One of the canonical reasons for poor judgement is known as availablity; i.e. we think and work using the tools that are easily at hand. If a tool is beyond reach we are far less likely to apply that tool. There are lot of examples. The folks that plan for floods, for example, rarely plan for floods other than those they have experienced. If your asked a mess of people to estimate how many words start with the letter r, like road, v.s. how many end with the letter r, like tour they will get the wrong answer, begins with, because your noodle is set up to recall words by their first rather than their last letter. I love the variant of that example; people will guess that abstract nouns, like love, hate, truth, are occur more commonly than concrete knowns, like door, street, bicycle. Apparently people have an easier time recalling abstract nouns v.s. concrete ones. Who knows why, possibly because the abstract nouns cover broad swaths of experiance.
In reading about availablity, and the other insights outlined in this book, I find myself thinking about how they get mixed into the ways people market products, debate issues, manage planning, and even how you could create carnival games out of them. One reason a component manufature has to give way a huge number of free samples is to assure that his components are highly available at the moment when some random designer is reaching out to pick something up to solve his problem. That’s one reason Open Source works; it adopts a r-Strategy.
This example of availably is particularly thought provoking. A reasonably standard formal way to estimate risk is to create a fault tree. You can view lots of examples at Google Images. The process of making a fault tree is lot like the process people use in making any plan. You attempt to collect all the contengencies and then sort out their likelyhood and dependencies. For example in thinking about why the car might not start you might include dead battery and left headlights on by mistake. Professional planning and fault tree work involves getting experts to help. You might do that by doing surveys and investigations of various car starting falures; or you might interview experts (say are mechanics) and have them help generate contengencies and probablities of those contengencies.

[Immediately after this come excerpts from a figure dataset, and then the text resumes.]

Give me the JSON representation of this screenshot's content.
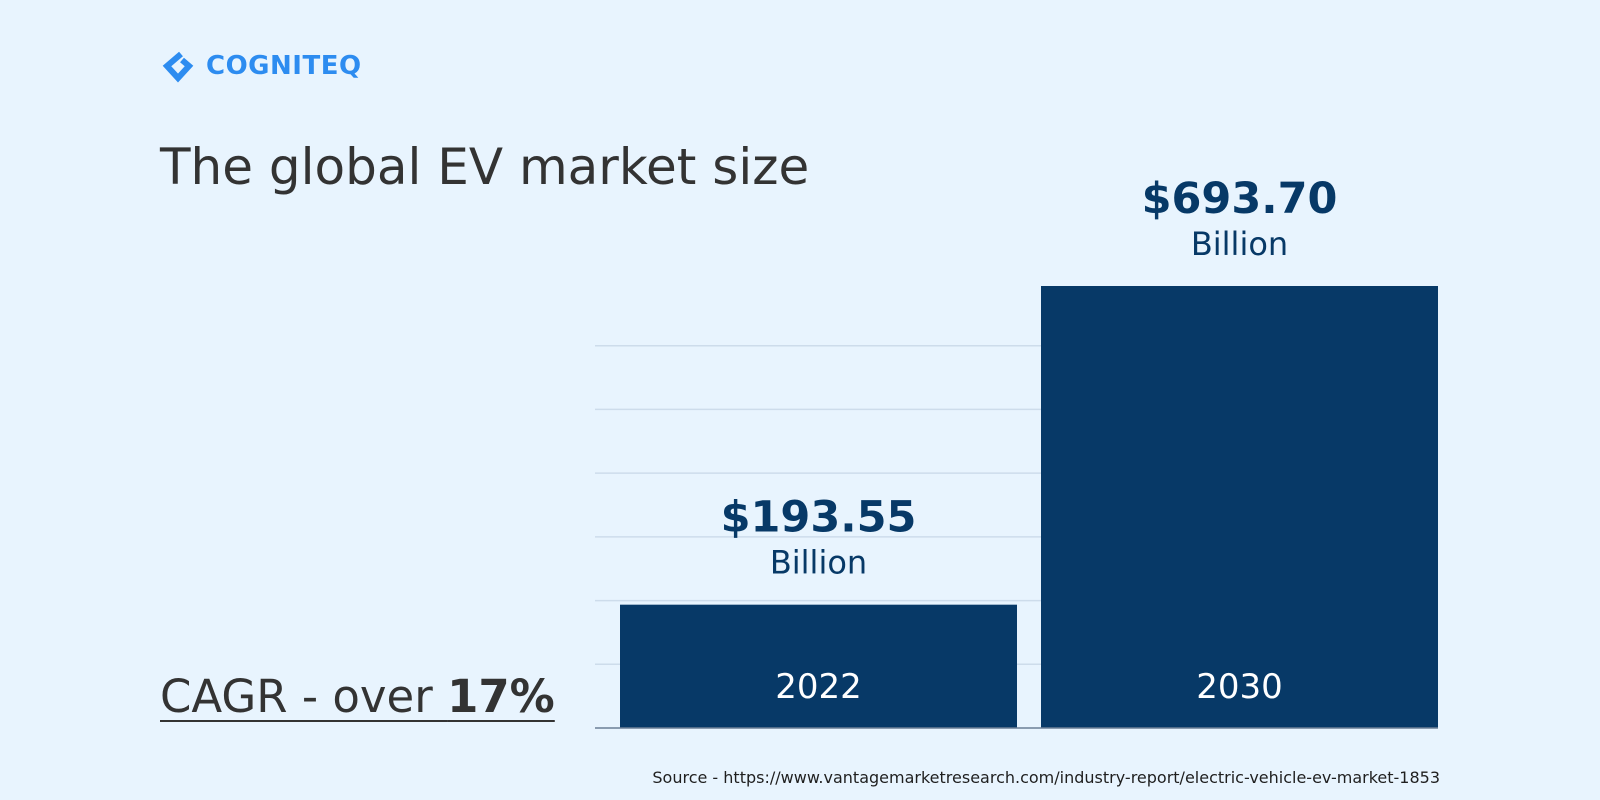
{
  "brand": {
    "name": "COGNITEQ",
    "color": "#2d8cf0",
    "icon": "cogniteq-diamond-logo-icon"
  },
  "title": "The global EV market size",
  "cagr": {
    "label": "CAGR - over ",
    "value": "17%"
  },
  "source": "Source - https://www.vantagemarketresearch.com/industry-report/electric-vehicle-ev-market-1853",
  "colors": {
    "background": "#e8f4fe",
    "bar": "#073967",
    "value_label": "#073967",
    "gridline": "#cddceb",
    "text": "#333333"
  },
  "chart_data": {
    "type": "bar",
    "categories": [
      "2022",
      "2030"
    ],
    "values": [
      193.55,
      693.7
    ],
    "value_labels": [
      "$193.55",
      "$693.70"
    ],
    "unit_label": "Billion",
    "title": "The global EV market size",
    "xlabel": "",
    "ylabel": "",
    "ylim": [
      0,
      800
    ],
    "grid": true,
    "legend": "none"
  }
}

Because of availablity asking the experts does not work.
Say you have methodically assembled a large and nominally complete fault tree and because you doubt you’ve thought of everything you include a node for “other causes.” At that point your fault tree covers a 100 percent of the failure scenerios. You go to the experts and ask them to help by assigning 100 points (i.e. percentage chance) across the perimeter of the tree.
Why doesn’t that work?
It doesn’t work because studies show that you get radically different answers from the experts if you check their work by varying the fault tree you present. If you have a tree with 10 nodes and you collapse 2 or 3 into the “other causes” node the experts will then raise their estimates for all the remaining causes. Because the nodes you merged into “other causes” are no longer easilly available.
Of course what’s in that “other causes” node is the long tail of contengencies.
You imply there are more words that end in ‘r’ than begin with it, which actually matches my guess, based largely on the ‘er’ and ‘or’ suffixes. My /usr/dict/words agrees (2514 vs 3010), but surprisingly the Official Scrabble Players’ Dictionary (2nd edition, I think) disagrees: (7141 vs 6968). That may be due to the OSPD including plurals, roughly doubling the number of ‘^r’ nouns, but not increasing the number of ‘r$’ at all.